Speaking to a reporter on the steps of the Capitol, Johnson said that he wanted the matter to be fully investigated.

"But I'm suspicious of the timing of it," he added. "I'm also aware of the fact that things can be planted on people—places and things can be planted. Things can be planted in places and then discovered conveniently—that may be what has occurred here. I'm not ruling that out."
"It does sound a bit conspiracy-minded," Alex Waddan, an associate professor of U.S. politics at the University of Leicester in the U.K., told Newsweek about Johnson's claims. "It's certainly a story that Republicans are going to run with—you can't really blame them for that. And Democrats who are suggesting it was a plant are rather clutching at straws."
Classified documents were found in the garage of Biden's home in Wilmington, Delaware, as well as in an adjacent room that the president later identified as his personal library, the White House confirmed on Thursday.
This discovery by Biden's lawyers in December, along with a prior uncovering of documents in a locked closet at the Penn Biden Center, a think tank in Washington, in November, prompted Merrick Garland, the attorney general, to appoint a special counsel to oversee an investigation into whether the classified material was mishandled.

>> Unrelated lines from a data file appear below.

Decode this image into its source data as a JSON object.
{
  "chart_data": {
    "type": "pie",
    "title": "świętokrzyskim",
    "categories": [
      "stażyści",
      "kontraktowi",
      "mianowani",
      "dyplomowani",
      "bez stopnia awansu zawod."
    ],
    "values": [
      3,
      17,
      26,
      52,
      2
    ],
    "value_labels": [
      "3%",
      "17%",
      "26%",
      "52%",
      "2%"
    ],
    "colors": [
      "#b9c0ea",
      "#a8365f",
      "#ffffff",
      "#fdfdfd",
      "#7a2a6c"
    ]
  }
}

While there is no official suggestion that the president tried to prevent the documents from being turned over or that he was aware of their presence, the parallel with the special counsel investigation into Trump has been pounced upon by Republicans and right-wing commentators.
"We wonder why the FBI didn't raid Joe Biden," James Comer, chairman of the House Oversight Committee, told Fox News on Thursday, referencing the federal search in August on Trump's Mar-a-Lago residence.
Biden said he was cooperating "fully and completely with the Justice Department's review" in a media briefing on Thursday.
"By the way, my [Chevrolet] Corvette's in a locked garage; it's not sitting out on the street," Biden added, stressing the security of where the documents had been placed—a claim that would appear to somewhat contradict Johnson's suspicions.
Allegations that the documents were planted echo those Trump made himself in 2022 just days after the FBI came for his tranche.
Rep. Hank Johnson (D-GA) says he is "suspicious" of the classified docs that were found at Biden's home and office
— Ryan Saavedra (@RealSaavedra) January 12, 2023
He suggests they might have been "planted" there to take Biden down
This is the same guy who said Guam might tip over and capsize in the ocean from overpopulation pic.twitter.com/X524WC4zoy
"The FBI and others from the Federal Government would not let anyone, including my lawyers, be anywhere near the areas that were rummaged and otherwise looked at during the raid on Mar-a-Lago," Trump wrote on his Truth Social platform in August.
"Everyone was asked to leave the premises, they wanted to be left alone, without any witnesses to see what they were doing, taking or, hopefully not, 'planting.' Why did they STRONGLY insist on having nobody watching them, everybody out?"
Asked if the parallel would make defending Biden harder for Democrats, Waddan said: "It just muddies the waters, in the sense that this was what Democrats would have hoped to have beat Trump with, and legitimately beat him with. It just makes it much more difficult."
Waddan added that Biden's best defense would be carelessness, but even that would play into the narrative that the president "has lost a step in terms of his mental agility."
It is not the first time that Johnson has made outlandish claims. In 2010, he said that the island of Guam, a U.S. island territory in Micronesia, in the Western Pacific, "will become so overly populated that it will tip over and capsize," though he later claimed this was just a humorous metaphor.
In 2016, Johnson reportedly likened Jewish settlers in Israeli-occupied territories to "termites," which prompted criticism from Jewish organizations. He later apologised for causing offense.